Today, I catch Alienette on a leisure trip to Paris, and I get to hear her sing.
Her unique voice renders this experience physical as much as it is sentimental. A voice that is stable and hefty.
Full. With a slight vibrato that pierces the air in the room, pierces you. Hovers above like a mist and descends like a soft blanket, leaving you in awe and riddled with goosebumps. In between playful banter, she sings, from Celine Dion power ballads to contemporary Angèle hits. She sings. As if song is just another language, fluidly switched to and from Tagalog, English, and French, all of which she is fluent in.
“I learned French by talking to my friends on the Internet. I listen to podcasts, watch Youtube tutorials, and study French songs,” Alienette shares. This interest developed around the time she heard Edith Piaf’s La Vie en Rose. “She touches me in both artistic and personal ways. Her profile. The way she expresses herself when she sings,” she continues.
This personal connection to chansons française, and French culture in general, became the base and motivation for her language learning and eventual mastery. Today, she speaks like a French woman. “It’s funny, it was just a passion, and now it’s my identity,” she says. “Some people in the Internet, they don’t even ask. They think I’m from Paris.”
This question of identity is important for everyone, but maybe even more so for public figures. Burdened with the pressure of having an image, they are tasked to craft a concise narrative, forcing them to a certain box, a certain stereotype. A notion Alienette turns away from, in favor of a more universal approach to music: “I sing in different genres and languages to convey the idea that music is universal, boundless, and diverse.
People may identify me as a blind singer, but to me, I’m but a singer who happens to be blind.”

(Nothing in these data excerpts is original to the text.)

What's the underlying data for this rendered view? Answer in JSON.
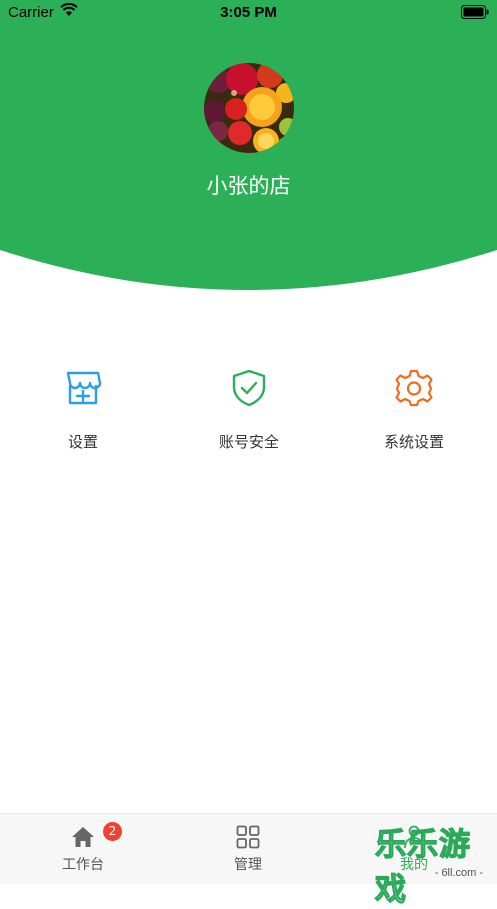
{
  "status_bar": {
    "carrier": "Carrier",
    "time": "3:05 PM"
  },
  "header": {
    "store_name": "小张的店",
    "background_color": "#2bb057"
  },
  "menu": [
    {
      "label": "设置",
      "icon": "store-icon",
      "color": "#2b9ee8"
    },
    {
      "label": "账号安全",
      "icon": "shield-check-icon",
      "color": "#2bb057"
    },
    {
      "label": "系统设置",
      "icon": "gear-icon",
      "color": "#f26b22"
    }
  ],
  "tabbar": {
    "tabs": [
      {
        "label": "工作台",
        "icon": "home-icon"
      },
      {
        "label": "管理",
        "icon": "grid-icon"
      },
      {
        "label": "我的",
        "icon": "person-icon"
      }
    ],
    "workbench_badge": "2"
  },
  "watermark": {
    "text": "乐乐游戏",
    "url": "- 6ll.com -"
  }
}
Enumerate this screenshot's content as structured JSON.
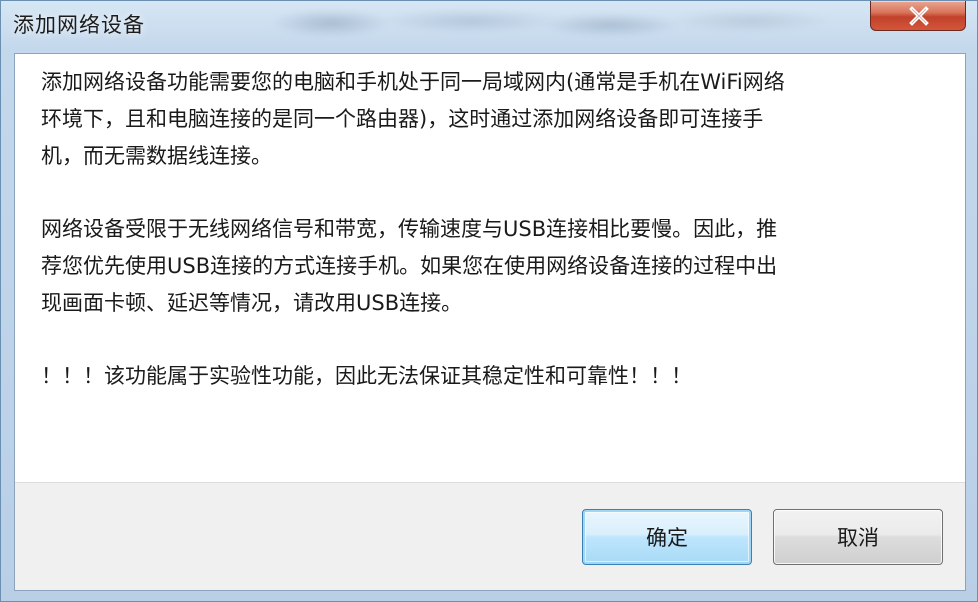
{
  "window": {
    "title": "添加网络设备"
  },
  "message": {
    "paragraph1": [
      "添加网络设备功能需要您的电脑和手机处于同一局域网内(通常是手机在WiFi网络",
      "环境下，且和电脑连接的是同一个路由器)，这时通过添加网络设备即可连接手",
      "机，而无需数据线连接。"
    ],
    "paragraph2": [
      "网络设备受限于无线网络信号和带宽，传输速度与USB连接相比要慢。因此，推",
      "荐您优先使用USB连接的方式连接手机。如果您在使用网络设备连接的过程中出",
      "现画面卡顿、延迟等情况，请改用USB连接。"
    ],
    "warning": "！！！该功能属于实验性功能，因此无法保证其稳定性和可靠性！！！"
  },
  "buttons": {
    "ok_label": "确定",
    "cancel_label": "取消"
  },
  "icons": {
    "close": "close-icon"
  },
  "colors": {
    "close_button": "#c1412a",
    "default_button_border": "#3c7fb1"
  }
}
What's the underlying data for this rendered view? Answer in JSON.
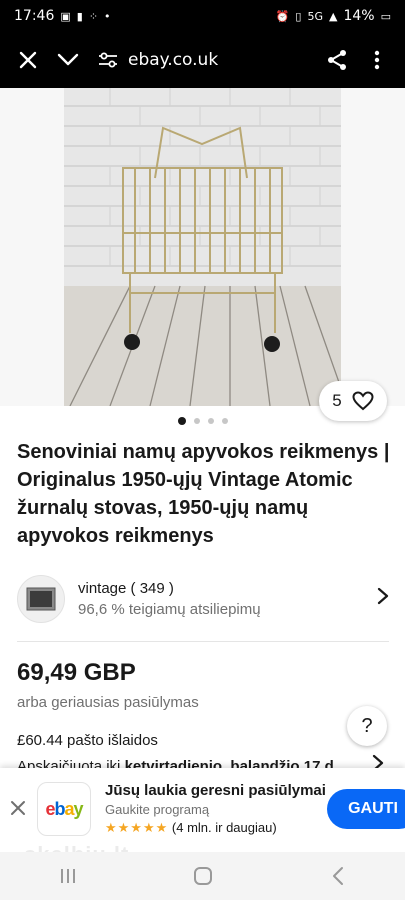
{
  "status_bar": {
    "time": "17:46",
    "battery": "14%",
    "network": "5G"
  },
  "browser": {
    "url": "ebay.co.uk"
  },
  "listing": {
    "image_count": "5",
    "title": "Senoviniai namų apyvokos reikmenys | Originalus 1950-ųjų Vintage Atomic žurnalų stovas, 1950-ųjų namų apyvokos reikmenys",
    "seller_name": "vintage ( 349 )",
    "seller_feedback": "96,6 % teigiamų atsiliepimų",
    "price": "69,49 GBP",
    "best_offer": "arba geriausias pasiūlymas",
    "shipping": "£60.44 pašto išlaidos",
    "delivery_prefix": "Apskaičiuota iki ",
    "delivery_bold": "ketvirtadienio, balandžio 17 d.",
    "help": "?"
  },
  "carousel": {
    "total": 4,
    "active": 0
  },
  "app_banner": {
    "logo_text": "ebay",
    "title": "Jūsų laukia geresni pasiūlymai",
    "subtitle": "Gaukite programą",
    "stars": "★★★★★",
    "rating_count": "(4 mln. ir daugiau)",
    "get_label": "GAUTI"
  },
  "watermark": "skelbiu.lt",
  "colors": {
    "primary_blue": "#0968f6",
    "star": "#f5a623",
    "ebay_e": "#e53238",
    "ebay_b": "#0064d2",
    "ebay_a": "#f5af02",
    "ebay_y": "#86b817"
  }
}
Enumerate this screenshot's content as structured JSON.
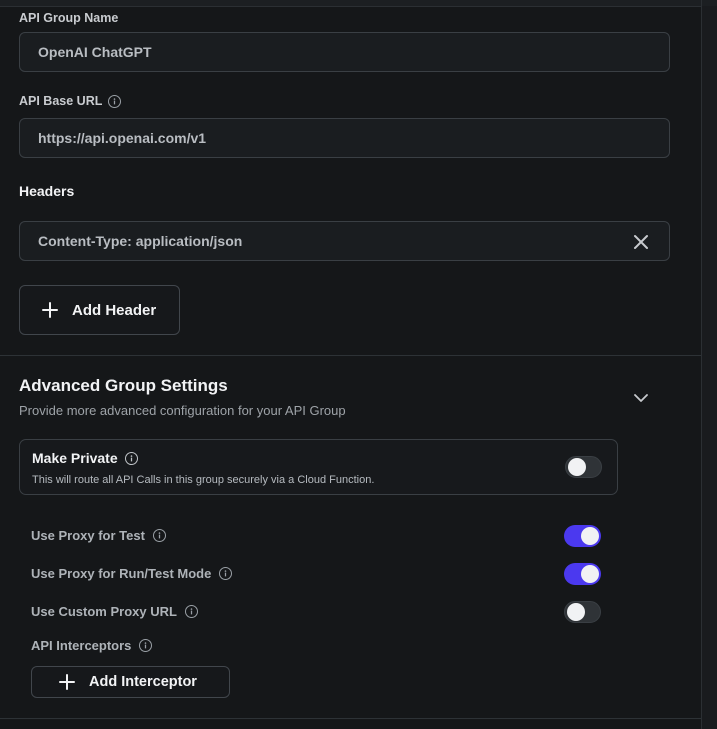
{
  "api_group_name": {
    "label": "API Group Name",
    "value": "OpenAI ChatGPT"
  },
  "api_base_url": {
    "label": "API Base URL",
    "value": "https://api.openai.com/v1"
  },
  "headers": {
    "label": "Headers",
    "items": [
      {
        "value": "Content-Type: application/json"
      }
    ],
    "add_label": "Add Header"
  },
  "advanced": {
    "title": "Advanced Group Settings",
    "subtitle": "Provide more advanced configuration for your API Group",
    "make_private": {
      "label": "Make Private",
      "description": "This will route all API Calls in this group securely via a Cloud Function.",
      "enabled": false
    },
    "options": [
      {
        "label": "Use Proxy for Test",
        "enabled": true
      },
      {
        "label": "Use Proxy for Run/Test Mode",
        "enabled": true
      },
      {
        "label": "Use Custom Proxy URL",
        "enabled": false
      }
    ],
    "interceptors": {
      "label": "API Interceptors",
      "add_label": "Add Interceptor"
    }
  },
  "colors": {
    "accent": "#4b39ef",
    "background": "#151719"
  }
}
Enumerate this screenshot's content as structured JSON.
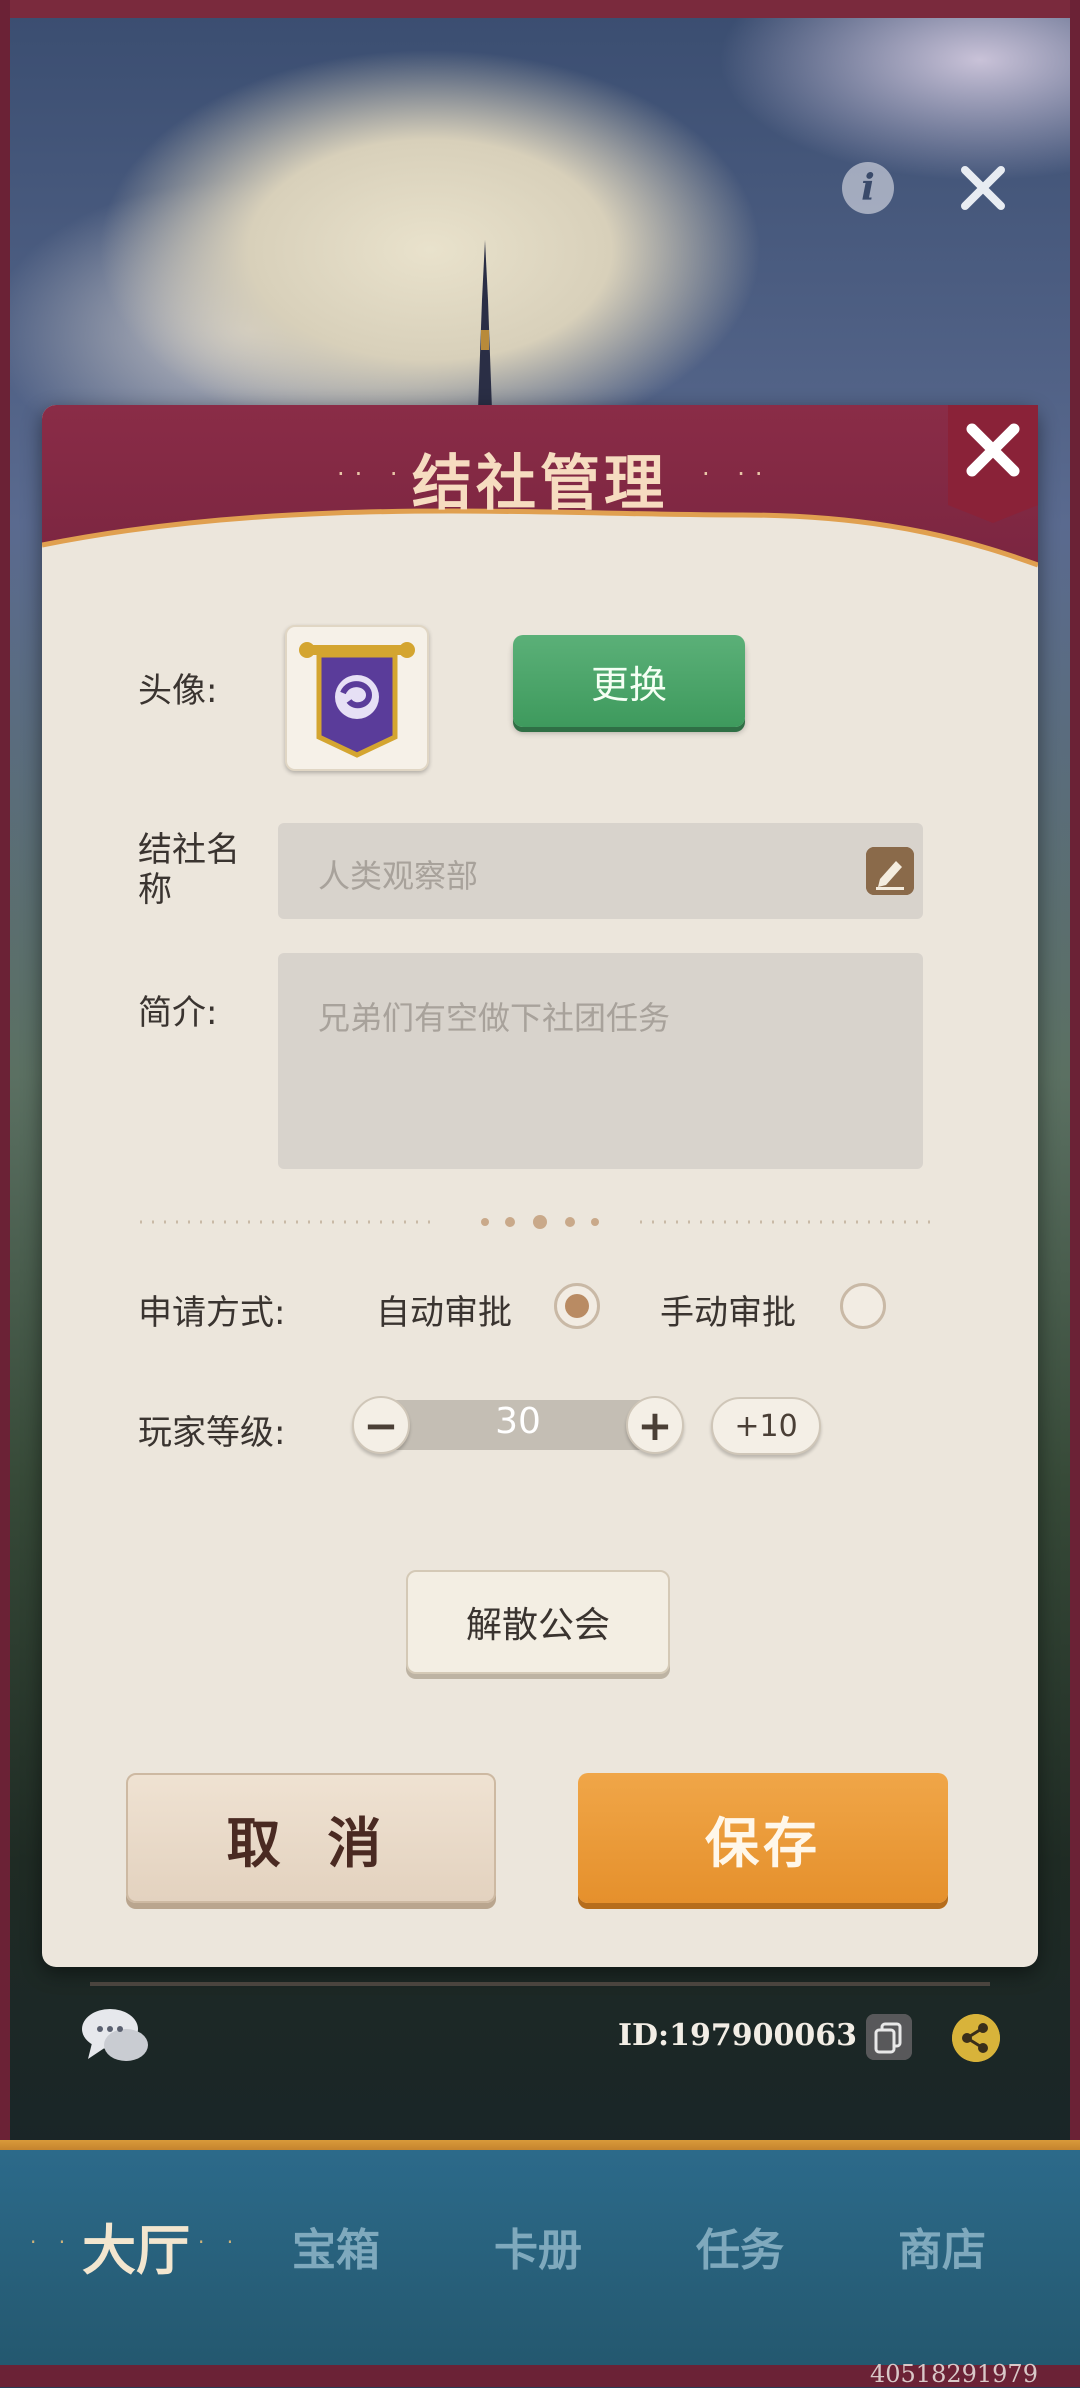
{
  "dialog": {
    "title": "结社管理",
    "avatar_label": "头像:",
    "change_button": "更换",
    "name_label": "结社名称",
    "name_placeholder": "人类观察部",
    "intro_label": "简介:",
    "intro_placeholder": "兄弟们有空做下社团任务",
    "apply_label": "申请方式:",
    "auto_approve": "自动审批",
    "manual_approve": "手动审批",
    "selected_apply_mode": "auto",
    "level_label": "玩家等级:",
    "level_value": "30",
    "minus_symbol": "−",
    "plus_symbol": "+",
    "plus10_label": "+10",
    "disband_button": "解散公会",
    "cancel_button": "取 消",
    "save_button": "保存"
  },
  "footer": {
    "id_text": "ID:197900063"
  },
  "tabs": [
    {
      "label": "大厅",
      "active": true
    },
    {
      "label": "宝箱",
      "active": false
    },
    {
      "label": "卡册",
      "active": false
    },
    {
      "label": "任务",
      "active": false
    },
    {
      "label": "商店",
      "active": false
    }
  ],
  "watermark": "40518291979",
  "icons": {
    "info": "info-icon",
    "top_close": "close-icon",
    "dialog_close": "close-icon",
    "avatar": "guild-banner-icon",
    "edit": "pencil-icon",
    "chat": "chat-icon",
    "copy": "copy-icon",
    "share": "share-icon"
  },
  "colors": {
    "header": "#8a2c47",
    "change_button": "#4ea56a",
    "save_button": "#eb9b3a",
    "tabbar": "#2c6a8a"
  }
}
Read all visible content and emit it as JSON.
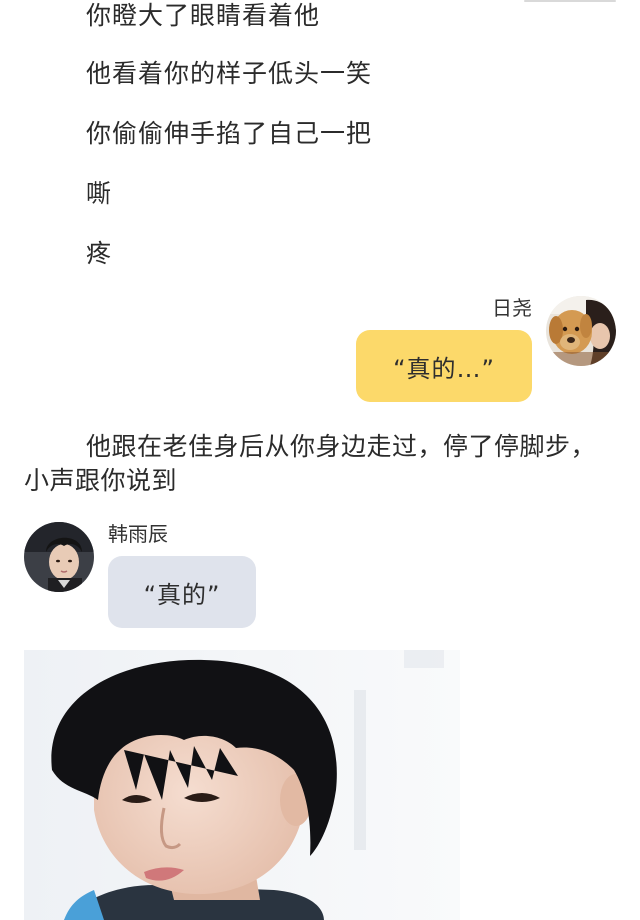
{
  "story_lines": [
    "你瞪大了眼睛看着他",
    "他看着你的样子低头一笑",
    "你偷偷伸手掐了自己一把",
    "嘶",
    "疼"
  ],
  "message_right": {
    "sender": "日尧",
    "text": "“真的…”"
  },
  "paragraph": "他跟在老佳身后从你身边走过，停了停脚步，小声跟你说到",
  "message_left": {
    "sender": "韩雨辰",
    "text": "“真的”"
  },
  "colors": {
    "bubble_right": "#fcd96a",
    "bubble_left": "#dfe3ec",
    "text": "#2b2b2b"
  },
  "icons": {
    "avatar_right": "dog-and-girl-avatar",
    "avatar_left": "boy-portrait-avatar"
  }
}
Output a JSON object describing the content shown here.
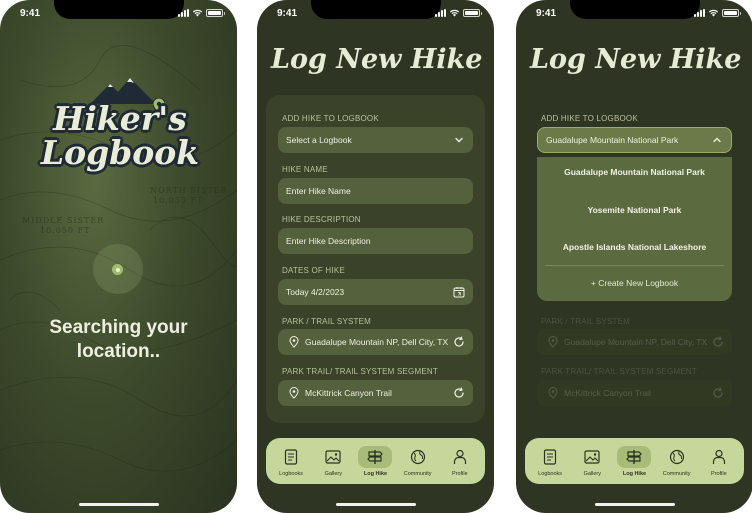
{
  "status_time": "9:41",
  "splash": {
    "logo_line1": "Hiker's",
    "logo_line2": "Logbook",
    "search_line1": "Searching your",
    "search_line2": "location..",
    "map_labels": [
      "NORTH SISTER",
      "10,053 FT",
      "MIDDLE SISTER",
      "10,050 FT"
    ]
  },
  "form": {
    "title": "Log New Hike",
    "logbook_label": "ADD HIKE TO LOGBOOK",
    "logbook_placeholder": "Select a Logbook",
    "name_label": "HIKE NAME",
    "name_placeholder": "Enter Hike Name",
    "desc_label": "HIKE DESCRIPTION",
    "desc_placeholder": "Enter Hike Description",
    "dates_label": "DATES OF HIKE",
    "dates_value": "Today 4/2/2023",
    "park_label": "PARK / TRAIL SYSTEM",
    "park_value": "Guadalupe Mountain NP, Dell City, TX",
    "segment_label": "PARK TRAIL/ TRAIL SYSTEM SEGMENT",
    "segment_value": "McKittrick Canyon Trail"
  },
  "dropdown": {
    "selected": "Guadalupe Mountain National Park",
    "options": [
      "Guadalupe Mountain National Park",
      "Yosemite National Park",
      "Apostle Islands National Lakeshore"
    ],
    "create_label": "Create New Logbook"
  },
  "tabs": [
    {
      "label": "Logbooks",
      "icon": "logbook-icon"
    },
    {
      "label": "Gallery",
      "icon": "gallery-icon"
    },
    {
      "label": "Log Hike",
      "icon": "signpost-icon"
    },
    {
      "label": "Community",
      "icon": "globe-icon"
    },
    {
      "label": "Profile",
      "icon": "person-icon"
    }
  ],
  "active_tab": "Log Hike",
  "colors": {
    "accent": "#c7d69b",
    "field": "#55613d",
    "background": "#2e3522"
  }
}
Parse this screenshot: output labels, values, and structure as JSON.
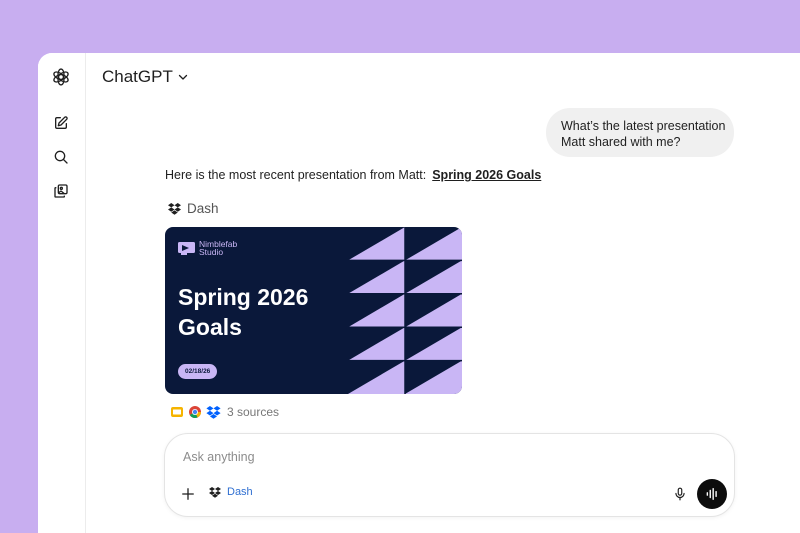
{
  "app": {
    "title": "ChatGPT"
  },
  "sidebar": {
    "items": [
      {
        "icon": "openai-logo-icon"
      },
      {
        "icon": "new-chat-icon"
      },
      {
        "icon": "search-icon"
      },
      {
        "icon": "library-icon"
      }
    ]
  },
  "conversation": {
    "user_message_lines": [
      "What’s the latest presentation",
      "Matt shared with me?"
    ],
    "assistant_text": "Here is the most recent presentation from Matt:",
    "assistant_link": "Spring 2026 Goals",
    "source_label": "Dash",
    "card": {
      "brand_line1": "Nimblefab",
      "brand_line2": "Studio",
      "title_line1": "Spring 2026",
      "title_line2": "Goals",
      "date": "02/18/26"
    },
    "sources_label": "3 sources"
  },
  "composer": {
    "placeholder": "Ask anything",
    "value": "",
    "connector_label": "Dash"
  },
  "colors": {
    "background": "#c8aef0",
    "card_navy": "#0a183a",
    "card_lavender": "#c9b6f5",
    "link_blue": "#2f6fd1"
  }
}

Her very screen name, Alienette, loosely translates to little alien girl. It reflects her feelings of unbelonging, being mal placée, out of this world, but also, on the flipside, mysterious, unconventional, and one of a kind. “I feel like when I sing, I don’t belong in this world anymore. I belong nowhere. I am just me, I am the artist that I am.” This screen name is also culturally malleable, an insight she jokingly points out. “If I ever break into the latino music scene, I could just change it to Aliencita Maldita.” Hasta la vista, then, Aliencita.